For the dynastic war of 1833-40 see Note 140↑.
A reference to the proclamation issued by generals O'Donnell and Dulce on July 1, 1854 after the mutiny of the Madrid garrison on June 28 with the aim of overthrowing San Luis' ministry and seizing power. On July 7 in Manzanares, La Mancha, the proclamation, known as the Manzanares programme was adopted. It envisaged the preservation of the monarchy, but the removal of the Court camarilla, the observance of the laws, formation of a national militia and other points. By adopting this programme O'Donnell and his followers sought to win the support of the masses.
"The Groats of Radetzky"—a reference to the Croatian border regiments stationed in the Military Border Area, a special militarily organised region of the Austrian Empire along the frontier with Turkey. They were used by the Austrian command to suppress the national liberation movements in the provinces, in Northern Italy in particular.
By the "Africans of Bonaparte" Marx means the Zouaves—French colonial troops first formed in 1830. Originally they were composed of Algerians and French colonists and later of Frenchmen only, while Algerians were formed into special - regiments of riflemen. They were notorious for their atrocities during the colonial wars in Algeria.
In November 1848 the troops commanded by Wrangel took part in the counter-revolutionary coup in Berlin and in the dissolution of the Prussian National Assembly. The troops included many men from Pomerania, Wrangel's homeland.

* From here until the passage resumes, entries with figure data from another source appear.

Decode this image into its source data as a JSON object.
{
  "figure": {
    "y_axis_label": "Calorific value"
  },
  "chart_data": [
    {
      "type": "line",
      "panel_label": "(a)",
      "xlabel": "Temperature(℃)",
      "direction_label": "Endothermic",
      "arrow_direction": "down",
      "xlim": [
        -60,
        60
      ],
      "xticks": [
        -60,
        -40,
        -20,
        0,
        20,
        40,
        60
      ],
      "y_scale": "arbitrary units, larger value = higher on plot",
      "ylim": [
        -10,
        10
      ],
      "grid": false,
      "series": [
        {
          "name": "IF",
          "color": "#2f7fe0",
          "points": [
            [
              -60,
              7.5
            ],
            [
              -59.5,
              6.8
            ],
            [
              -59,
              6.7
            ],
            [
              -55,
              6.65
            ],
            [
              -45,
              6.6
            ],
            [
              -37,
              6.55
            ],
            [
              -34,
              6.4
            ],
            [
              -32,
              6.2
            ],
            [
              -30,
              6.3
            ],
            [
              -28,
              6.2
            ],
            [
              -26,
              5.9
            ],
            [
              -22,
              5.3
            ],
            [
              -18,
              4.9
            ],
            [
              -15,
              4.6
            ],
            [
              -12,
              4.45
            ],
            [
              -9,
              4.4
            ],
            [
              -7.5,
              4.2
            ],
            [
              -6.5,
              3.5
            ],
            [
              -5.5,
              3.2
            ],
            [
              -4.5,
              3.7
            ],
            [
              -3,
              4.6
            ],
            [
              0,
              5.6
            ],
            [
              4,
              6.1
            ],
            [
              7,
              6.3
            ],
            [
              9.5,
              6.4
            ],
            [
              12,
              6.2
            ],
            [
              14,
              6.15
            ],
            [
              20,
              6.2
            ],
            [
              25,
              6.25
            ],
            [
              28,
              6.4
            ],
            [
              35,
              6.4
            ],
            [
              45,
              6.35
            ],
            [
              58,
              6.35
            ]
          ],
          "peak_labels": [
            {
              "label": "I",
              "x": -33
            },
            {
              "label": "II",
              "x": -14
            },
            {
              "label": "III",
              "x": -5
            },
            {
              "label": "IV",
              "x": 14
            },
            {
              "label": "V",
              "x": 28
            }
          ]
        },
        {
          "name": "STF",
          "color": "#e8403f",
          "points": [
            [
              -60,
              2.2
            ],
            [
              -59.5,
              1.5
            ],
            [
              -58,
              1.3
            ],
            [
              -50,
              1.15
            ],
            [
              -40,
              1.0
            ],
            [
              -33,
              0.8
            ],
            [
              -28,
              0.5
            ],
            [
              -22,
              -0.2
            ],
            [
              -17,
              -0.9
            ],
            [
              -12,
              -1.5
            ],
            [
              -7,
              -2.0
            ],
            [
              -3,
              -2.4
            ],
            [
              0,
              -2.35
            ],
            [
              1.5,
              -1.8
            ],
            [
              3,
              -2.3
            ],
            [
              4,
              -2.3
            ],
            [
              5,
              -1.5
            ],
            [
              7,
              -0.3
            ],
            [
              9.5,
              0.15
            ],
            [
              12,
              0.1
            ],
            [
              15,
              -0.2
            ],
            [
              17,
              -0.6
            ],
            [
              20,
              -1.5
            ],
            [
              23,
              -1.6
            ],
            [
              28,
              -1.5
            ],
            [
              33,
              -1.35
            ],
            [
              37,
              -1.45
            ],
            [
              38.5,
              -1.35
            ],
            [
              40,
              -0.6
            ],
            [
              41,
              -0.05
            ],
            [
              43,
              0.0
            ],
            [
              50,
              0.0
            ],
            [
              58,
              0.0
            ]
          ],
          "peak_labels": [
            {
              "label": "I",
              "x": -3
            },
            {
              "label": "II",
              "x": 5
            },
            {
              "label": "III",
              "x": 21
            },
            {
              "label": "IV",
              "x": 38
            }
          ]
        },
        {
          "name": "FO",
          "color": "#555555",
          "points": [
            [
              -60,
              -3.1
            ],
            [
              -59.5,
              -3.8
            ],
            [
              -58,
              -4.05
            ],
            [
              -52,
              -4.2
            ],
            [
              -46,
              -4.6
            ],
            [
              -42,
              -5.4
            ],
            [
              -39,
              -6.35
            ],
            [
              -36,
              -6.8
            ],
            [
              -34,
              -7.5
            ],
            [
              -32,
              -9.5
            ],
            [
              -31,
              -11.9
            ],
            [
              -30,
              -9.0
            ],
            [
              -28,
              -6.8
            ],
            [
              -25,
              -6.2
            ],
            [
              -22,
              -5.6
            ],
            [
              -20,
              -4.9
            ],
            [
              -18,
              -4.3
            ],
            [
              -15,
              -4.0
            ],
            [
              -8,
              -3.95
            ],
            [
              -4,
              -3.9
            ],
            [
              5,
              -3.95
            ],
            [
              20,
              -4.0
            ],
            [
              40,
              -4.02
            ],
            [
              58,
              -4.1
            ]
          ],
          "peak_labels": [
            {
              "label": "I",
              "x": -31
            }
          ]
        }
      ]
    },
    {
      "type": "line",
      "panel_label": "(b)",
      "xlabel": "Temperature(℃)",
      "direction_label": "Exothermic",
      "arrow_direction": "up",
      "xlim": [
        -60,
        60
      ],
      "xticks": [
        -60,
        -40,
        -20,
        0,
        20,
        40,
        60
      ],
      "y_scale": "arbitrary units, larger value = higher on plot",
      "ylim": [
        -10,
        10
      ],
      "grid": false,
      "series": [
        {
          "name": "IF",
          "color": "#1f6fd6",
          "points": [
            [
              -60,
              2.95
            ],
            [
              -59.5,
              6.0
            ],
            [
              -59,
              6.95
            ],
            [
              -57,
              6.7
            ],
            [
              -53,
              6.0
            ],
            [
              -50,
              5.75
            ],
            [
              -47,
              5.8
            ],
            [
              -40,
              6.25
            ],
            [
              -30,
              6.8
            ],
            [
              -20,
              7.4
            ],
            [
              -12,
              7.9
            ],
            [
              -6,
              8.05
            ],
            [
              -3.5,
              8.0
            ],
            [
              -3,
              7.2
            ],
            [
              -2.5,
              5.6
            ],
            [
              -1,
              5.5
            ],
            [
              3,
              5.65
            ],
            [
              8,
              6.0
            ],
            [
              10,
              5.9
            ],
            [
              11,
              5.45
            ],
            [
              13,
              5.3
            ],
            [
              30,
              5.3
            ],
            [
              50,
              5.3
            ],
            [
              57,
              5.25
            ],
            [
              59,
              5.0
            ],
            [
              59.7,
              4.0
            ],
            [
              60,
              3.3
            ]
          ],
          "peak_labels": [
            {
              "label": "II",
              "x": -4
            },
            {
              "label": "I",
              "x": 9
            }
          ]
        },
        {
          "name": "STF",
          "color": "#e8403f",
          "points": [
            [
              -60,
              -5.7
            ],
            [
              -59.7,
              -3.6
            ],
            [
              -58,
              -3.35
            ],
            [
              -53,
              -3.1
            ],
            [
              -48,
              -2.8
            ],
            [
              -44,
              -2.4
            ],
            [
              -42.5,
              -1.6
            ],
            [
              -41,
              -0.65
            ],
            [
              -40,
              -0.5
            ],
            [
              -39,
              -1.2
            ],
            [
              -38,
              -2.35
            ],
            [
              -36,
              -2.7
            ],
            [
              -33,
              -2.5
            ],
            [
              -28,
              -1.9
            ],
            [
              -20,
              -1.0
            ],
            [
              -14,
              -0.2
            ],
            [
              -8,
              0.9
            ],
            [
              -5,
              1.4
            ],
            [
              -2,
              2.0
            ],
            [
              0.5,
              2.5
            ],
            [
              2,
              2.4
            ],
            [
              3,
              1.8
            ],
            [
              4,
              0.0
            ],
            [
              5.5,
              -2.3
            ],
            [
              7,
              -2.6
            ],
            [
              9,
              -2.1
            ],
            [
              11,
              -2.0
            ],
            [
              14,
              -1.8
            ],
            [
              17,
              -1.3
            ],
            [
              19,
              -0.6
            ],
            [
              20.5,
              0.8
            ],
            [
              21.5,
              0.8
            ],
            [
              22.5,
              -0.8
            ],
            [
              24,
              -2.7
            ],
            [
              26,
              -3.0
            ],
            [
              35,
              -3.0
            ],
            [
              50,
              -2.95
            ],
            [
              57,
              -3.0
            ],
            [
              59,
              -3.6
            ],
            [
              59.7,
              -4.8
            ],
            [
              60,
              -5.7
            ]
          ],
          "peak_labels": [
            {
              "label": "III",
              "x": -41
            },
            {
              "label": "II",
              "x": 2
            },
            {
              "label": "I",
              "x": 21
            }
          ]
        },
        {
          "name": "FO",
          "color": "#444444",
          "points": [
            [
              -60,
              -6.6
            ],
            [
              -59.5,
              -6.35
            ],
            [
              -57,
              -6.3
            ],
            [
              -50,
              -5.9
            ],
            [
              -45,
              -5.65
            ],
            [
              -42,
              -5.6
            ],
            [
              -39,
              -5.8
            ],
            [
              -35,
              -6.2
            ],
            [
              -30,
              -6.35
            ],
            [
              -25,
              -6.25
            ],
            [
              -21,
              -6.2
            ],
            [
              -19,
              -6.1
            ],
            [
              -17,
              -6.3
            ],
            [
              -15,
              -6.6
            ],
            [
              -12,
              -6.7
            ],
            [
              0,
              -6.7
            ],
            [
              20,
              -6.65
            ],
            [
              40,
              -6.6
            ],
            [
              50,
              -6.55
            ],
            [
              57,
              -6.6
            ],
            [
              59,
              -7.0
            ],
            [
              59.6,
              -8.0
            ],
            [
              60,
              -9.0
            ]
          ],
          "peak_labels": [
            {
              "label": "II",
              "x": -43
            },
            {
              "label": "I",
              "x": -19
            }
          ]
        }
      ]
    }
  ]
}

An allusion to the methods employed by Louis Bonaparte to win supporters while preparing the coup d'état of December 2, 1851. At the receptions and military reviews he held as President of the Republic at Satory and elsewhere, army officers and men were treated to sausages, cold meat and champagne (see Marx, The Eighteenth Brumaire of Louis Bonaparte, present edition, Vol. 11, pp. 150, 151, 179 and 180).